Despite its economic achievements, Vietnam is still poor and hopes to receive more international support, said Prime Minister Nguyen Tan Dung at the Asian Development Bank's (ADB) meeting in Hanoi Thursday.
At the opening session of the bank's 44th annual meeting, Dung also committed that Vietnam will use any international funds "for the right purposes," and "with the highest effectiveness," VnExpress reported.
Over the past ten years the country has achieved the annual growth rate of 7.26 percent, while its poverty rate decreased from 58 percent in 1993 to less than ten percent in 2010, according to Dung.
The local economy will recover from the recent crisis within the next five years with the target growth rate of seven percent per year. Meanwhile, the poverty rate will go up two percent every year, and income in the countryside will double from last year, the news source reported.
Meanwhile, ADB Chairman Haruhiko Kuroda congratulated Vietnam on its entry into the middle-income categories, adding that Vietnam and many other Asian countries are strengthening their positions in the global economy.

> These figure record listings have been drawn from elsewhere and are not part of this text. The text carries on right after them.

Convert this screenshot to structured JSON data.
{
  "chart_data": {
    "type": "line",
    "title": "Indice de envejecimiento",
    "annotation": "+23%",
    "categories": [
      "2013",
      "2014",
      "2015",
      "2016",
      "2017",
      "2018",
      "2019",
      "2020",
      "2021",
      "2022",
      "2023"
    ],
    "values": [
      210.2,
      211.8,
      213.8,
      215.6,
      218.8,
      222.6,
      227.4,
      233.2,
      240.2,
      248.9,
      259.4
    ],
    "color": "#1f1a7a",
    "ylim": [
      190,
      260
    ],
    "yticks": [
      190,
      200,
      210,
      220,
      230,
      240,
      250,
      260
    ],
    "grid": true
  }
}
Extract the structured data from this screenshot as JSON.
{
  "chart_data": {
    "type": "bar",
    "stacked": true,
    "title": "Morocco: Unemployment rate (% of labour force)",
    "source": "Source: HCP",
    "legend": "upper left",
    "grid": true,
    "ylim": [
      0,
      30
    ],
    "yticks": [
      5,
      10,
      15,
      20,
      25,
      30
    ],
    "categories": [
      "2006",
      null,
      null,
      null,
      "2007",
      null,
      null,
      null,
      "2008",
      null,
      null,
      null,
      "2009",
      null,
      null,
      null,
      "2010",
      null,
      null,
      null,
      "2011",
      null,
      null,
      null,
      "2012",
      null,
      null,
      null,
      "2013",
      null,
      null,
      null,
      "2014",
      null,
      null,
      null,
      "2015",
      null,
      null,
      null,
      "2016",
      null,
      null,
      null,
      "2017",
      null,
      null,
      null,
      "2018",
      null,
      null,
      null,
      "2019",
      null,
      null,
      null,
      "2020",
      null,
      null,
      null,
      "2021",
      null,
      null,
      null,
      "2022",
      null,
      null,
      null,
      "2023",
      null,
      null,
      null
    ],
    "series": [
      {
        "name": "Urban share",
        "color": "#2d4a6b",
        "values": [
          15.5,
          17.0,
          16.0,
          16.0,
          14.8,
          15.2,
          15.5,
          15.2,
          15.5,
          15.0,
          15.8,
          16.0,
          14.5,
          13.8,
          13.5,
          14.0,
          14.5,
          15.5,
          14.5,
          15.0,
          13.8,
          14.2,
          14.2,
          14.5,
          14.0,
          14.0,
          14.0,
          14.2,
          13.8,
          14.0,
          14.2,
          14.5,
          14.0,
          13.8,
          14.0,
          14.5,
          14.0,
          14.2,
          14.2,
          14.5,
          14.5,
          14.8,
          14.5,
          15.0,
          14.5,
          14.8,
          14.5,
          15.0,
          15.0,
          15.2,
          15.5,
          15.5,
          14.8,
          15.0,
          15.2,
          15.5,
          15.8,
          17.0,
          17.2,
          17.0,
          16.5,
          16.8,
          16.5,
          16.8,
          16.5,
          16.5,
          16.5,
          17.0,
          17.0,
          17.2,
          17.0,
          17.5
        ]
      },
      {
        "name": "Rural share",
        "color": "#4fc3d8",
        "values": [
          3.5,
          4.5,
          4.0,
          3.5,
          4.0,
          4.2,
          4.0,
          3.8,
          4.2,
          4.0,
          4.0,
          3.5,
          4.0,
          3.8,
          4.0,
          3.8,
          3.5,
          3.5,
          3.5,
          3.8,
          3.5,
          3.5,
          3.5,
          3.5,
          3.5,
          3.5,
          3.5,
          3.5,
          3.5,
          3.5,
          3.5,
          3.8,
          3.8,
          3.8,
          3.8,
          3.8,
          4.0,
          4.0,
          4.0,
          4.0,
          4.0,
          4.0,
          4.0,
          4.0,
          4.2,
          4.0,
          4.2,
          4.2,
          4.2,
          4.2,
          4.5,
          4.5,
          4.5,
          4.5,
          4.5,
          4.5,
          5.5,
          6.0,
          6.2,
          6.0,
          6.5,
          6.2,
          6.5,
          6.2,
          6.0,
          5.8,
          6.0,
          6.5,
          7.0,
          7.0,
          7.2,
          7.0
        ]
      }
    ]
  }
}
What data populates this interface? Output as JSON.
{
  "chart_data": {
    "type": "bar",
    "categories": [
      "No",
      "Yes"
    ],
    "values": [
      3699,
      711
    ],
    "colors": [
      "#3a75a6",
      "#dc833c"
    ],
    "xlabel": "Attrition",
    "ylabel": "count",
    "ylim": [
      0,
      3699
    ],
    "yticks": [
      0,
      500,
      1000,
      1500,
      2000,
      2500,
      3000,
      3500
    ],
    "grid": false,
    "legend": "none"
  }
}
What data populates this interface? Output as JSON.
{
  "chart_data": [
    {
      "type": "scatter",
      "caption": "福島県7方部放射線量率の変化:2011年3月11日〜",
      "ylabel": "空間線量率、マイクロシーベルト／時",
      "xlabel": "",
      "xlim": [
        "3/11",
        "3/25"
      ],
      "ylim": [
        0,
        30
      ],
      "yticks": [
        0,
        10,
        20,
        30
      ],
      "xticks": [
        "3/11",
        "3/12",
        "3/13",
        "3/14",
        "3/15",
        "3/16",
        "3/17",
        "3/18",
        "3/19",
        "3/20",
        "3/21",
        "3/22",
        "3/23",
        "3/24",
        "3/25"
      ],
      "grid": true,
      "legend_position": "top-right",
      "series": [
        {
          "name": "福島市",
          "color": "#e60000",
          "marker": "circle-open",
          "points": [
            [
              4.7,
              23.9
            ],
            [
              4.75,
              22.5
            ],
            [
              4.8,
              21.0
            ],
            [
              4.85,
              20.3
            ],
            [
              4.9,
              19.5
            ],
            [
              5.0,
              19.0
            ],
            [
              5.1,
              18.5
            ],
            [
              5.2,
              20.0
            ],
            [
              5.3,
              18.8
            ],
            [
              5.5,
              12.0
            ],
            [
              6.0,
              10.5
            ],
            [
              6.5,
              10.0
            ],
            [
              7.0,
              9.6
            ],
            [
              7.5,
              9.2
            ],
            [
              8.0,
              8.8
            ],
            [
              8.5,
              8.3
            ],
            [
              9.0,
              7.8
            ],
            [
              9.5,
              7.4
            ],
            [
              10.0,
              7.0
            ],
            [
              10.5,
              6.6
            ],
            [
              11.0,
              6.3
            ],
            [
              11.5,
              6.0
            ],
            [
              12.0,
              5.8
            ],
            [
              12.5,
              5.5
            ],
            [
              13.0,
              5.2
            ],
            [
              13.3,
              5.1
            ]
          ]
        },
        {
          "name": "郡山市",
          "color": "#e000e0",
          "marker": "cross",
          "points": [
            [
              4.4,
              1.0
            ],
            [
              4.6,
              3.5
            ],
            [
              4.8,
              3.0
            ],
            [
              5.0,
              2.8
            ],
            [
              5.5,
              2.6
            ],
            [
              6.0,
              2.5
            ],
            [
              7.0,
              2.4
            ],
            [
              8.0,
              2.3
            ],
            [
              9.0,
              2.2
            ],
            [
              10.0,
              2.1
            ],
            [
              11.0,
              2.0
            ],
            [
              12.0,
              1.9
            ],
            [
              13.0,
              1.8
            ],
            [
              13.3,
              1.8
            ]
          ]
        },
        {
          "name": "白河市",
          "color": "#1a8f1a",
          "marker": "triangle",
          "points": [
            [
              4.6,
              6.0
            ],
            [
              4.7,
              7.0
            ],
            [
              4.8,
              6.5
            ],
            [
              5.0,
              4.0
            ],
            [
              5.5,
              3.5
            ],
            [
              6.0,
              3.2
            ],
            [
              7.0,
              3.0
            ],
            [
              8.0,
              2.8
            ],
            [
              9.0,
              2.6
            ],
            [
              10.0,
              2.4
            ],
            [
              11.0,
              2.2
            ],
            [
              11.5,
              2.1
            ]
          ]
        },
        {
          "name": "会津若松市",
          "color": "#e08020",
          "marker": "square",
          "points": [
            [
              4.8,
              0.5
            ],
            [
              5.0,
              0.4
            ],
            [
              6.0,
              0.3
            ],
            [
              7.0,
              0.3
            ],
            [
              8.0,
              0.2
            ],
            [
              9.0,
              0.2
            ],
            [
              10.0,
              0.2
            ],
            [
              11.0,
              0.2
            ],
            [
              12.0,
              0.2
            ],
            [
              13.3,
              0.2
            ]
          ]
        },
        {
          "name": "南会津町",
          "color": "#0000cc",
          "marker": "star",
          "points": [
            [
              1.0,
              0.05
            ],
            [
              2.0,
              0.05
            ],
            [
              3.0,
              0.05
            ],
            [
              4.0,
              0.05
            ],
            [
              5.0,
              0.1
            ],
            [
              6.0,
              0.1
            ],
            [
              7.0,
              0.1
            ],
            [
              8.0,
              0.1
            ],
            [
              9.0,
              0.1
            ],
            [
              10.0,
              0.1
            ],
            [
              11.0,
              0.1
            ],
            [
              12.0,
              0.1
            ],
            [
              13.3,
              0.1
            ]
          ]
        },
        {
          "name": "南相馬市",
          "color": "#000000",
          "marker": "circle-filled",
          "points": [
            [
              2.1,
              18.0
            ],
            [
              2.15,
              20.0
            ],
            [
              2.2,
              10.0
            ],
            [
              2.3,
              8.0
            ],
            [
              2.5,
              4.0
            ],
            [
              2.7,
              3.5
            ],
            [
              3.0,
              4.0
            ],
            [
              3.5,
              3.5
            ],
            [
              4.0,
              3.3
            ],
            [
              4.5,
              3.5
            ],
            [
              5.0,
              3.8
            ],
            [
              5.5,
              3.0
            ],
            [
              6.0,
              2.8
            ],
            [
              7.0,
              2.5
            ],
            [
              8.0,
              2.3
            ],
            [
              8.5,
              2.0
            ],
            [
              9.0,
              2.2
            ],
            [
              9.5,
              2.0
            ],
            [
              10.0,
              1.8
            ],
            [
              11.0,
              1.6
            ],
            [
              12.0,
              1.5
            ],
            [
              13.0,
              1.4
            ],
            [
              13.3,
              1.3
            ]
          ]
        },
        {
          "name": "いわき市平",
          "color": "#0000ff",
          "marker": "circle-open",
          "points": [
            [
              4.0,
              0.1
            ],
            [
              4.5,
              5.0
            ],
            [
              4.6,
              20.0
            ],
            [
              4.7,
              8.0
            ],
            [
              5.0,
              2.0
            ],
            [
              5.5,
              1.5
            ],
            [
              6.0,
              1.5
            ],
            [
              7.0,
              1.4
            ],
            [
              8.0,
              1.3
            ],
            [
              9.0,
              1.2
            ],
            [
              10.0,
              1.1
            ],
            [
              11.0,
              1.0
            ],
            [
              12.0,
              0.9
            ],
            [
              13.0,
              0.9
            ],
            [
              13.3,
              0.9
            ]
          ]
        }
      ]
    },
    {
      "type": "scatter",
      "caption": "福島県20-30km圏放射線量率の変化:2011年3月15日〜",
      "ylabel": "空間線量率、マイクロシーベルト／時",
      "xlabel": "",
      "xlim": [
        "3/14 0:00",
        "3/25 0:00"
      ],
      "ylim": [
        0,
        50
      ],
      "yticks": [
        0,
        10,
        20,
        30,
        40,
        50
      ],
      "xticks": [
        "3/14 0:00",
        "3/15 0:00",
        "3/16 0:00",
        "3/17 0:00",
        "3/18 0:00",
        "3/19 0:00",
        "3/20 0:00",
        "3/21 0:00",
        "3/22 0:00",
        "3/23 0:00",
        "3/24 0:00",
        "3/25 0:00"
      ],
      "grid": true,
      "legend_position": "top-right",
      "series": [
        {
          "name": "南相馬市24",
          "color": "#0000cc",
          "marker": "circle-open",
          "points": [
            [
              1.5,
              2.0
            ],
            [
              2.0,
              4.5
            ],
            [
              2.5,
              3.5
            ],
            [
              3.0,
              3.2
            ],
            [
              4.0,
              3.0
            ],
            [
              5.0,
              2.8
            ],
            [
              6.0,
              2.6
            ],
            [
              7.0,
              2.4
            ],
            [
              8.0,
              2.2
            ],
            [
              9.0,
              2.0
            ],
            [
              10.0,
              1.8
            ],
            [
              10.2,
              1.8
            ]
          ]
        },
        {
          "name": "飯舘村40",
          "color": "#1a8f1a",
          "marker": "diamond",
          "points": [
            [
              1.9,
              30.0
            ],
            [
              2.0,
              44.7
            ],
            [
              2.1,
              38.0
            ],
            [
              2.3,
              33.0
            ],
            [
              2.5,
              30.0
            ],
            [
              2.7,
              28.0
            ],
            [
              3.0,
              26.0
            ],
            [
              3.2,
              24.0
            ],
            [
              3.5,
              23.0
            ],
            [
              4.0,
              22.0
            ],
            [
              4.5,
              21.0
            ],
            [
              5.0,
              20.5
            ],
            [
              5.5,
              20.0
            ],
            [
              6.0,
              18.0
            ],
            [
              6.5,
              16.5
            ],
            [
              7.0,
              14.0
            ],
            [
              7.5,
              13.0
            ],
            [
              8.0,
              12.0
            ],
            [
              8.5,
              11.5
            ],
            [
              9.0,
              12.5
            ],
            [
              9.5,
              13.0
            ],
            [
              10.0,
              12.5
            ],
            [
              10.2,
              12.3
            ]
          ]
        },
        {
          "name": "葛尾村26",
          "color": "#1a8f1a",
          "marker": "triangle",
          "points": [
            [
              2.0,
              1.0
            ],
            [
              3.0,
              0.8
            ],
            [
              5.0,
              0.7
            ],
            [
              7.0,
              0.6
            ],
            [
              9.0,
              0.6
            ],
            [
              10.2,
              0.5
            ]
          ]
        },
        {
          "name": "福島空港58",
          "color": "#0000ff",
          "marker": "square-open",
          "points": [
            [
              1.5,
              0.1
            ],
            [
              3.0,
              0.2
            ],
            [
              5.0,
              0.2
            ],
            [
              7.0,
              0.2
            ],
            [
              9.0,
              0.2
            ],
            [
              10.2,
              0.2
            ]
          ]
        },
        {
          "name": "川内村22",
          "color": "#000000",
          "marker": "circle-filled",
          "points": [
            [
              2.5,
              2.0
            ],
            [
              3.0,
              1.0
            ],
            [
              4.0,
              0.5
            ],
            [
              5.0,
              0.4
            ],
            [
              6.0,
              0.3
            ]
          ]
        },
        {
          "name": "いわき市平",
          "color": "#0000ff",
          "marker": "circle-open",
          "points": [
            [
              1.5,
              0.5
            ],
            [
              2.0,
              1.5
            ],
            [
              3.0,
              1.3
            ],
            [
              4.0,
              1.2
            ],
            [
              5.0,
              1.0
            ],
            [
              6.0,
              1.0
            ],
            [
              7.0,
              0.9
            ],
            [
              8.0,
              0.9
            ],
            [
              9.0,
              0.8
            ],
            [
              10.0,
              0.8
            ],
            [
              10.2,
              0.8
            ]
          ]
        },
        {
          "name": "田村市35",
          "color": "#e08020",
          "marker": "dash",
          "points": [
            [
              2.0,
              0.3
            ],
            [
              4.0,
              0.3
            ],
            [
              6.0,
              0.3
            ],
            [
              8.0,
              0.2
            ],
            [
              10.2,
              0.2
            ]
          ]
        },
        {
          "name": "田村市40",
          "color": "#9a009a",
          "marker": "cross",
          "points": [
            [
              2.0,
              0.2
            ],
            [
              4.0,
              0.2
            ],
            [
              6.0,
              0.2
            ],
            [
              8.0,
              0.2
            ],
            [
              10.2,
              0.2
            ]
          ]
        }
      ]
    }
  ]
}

As of March ADB has pledged nearly US$10 billion to more than 100 projects in Vietnam, ranging from infrastructure development to education.
Also at the meeting, Kuroda stressed that Asian countries will be influenced by Japan's disasters on March 11 in the short term.
Developing countries will enjoy lower growth rates this year and next year 7.8 and 7.7 percent respectively, while inflation will increase, according to Kuroda.
Not to mention that hundreds of millions of people in the region are categorized as the world's poorest, he said, suggesting policymakers consider measures to curb inflation.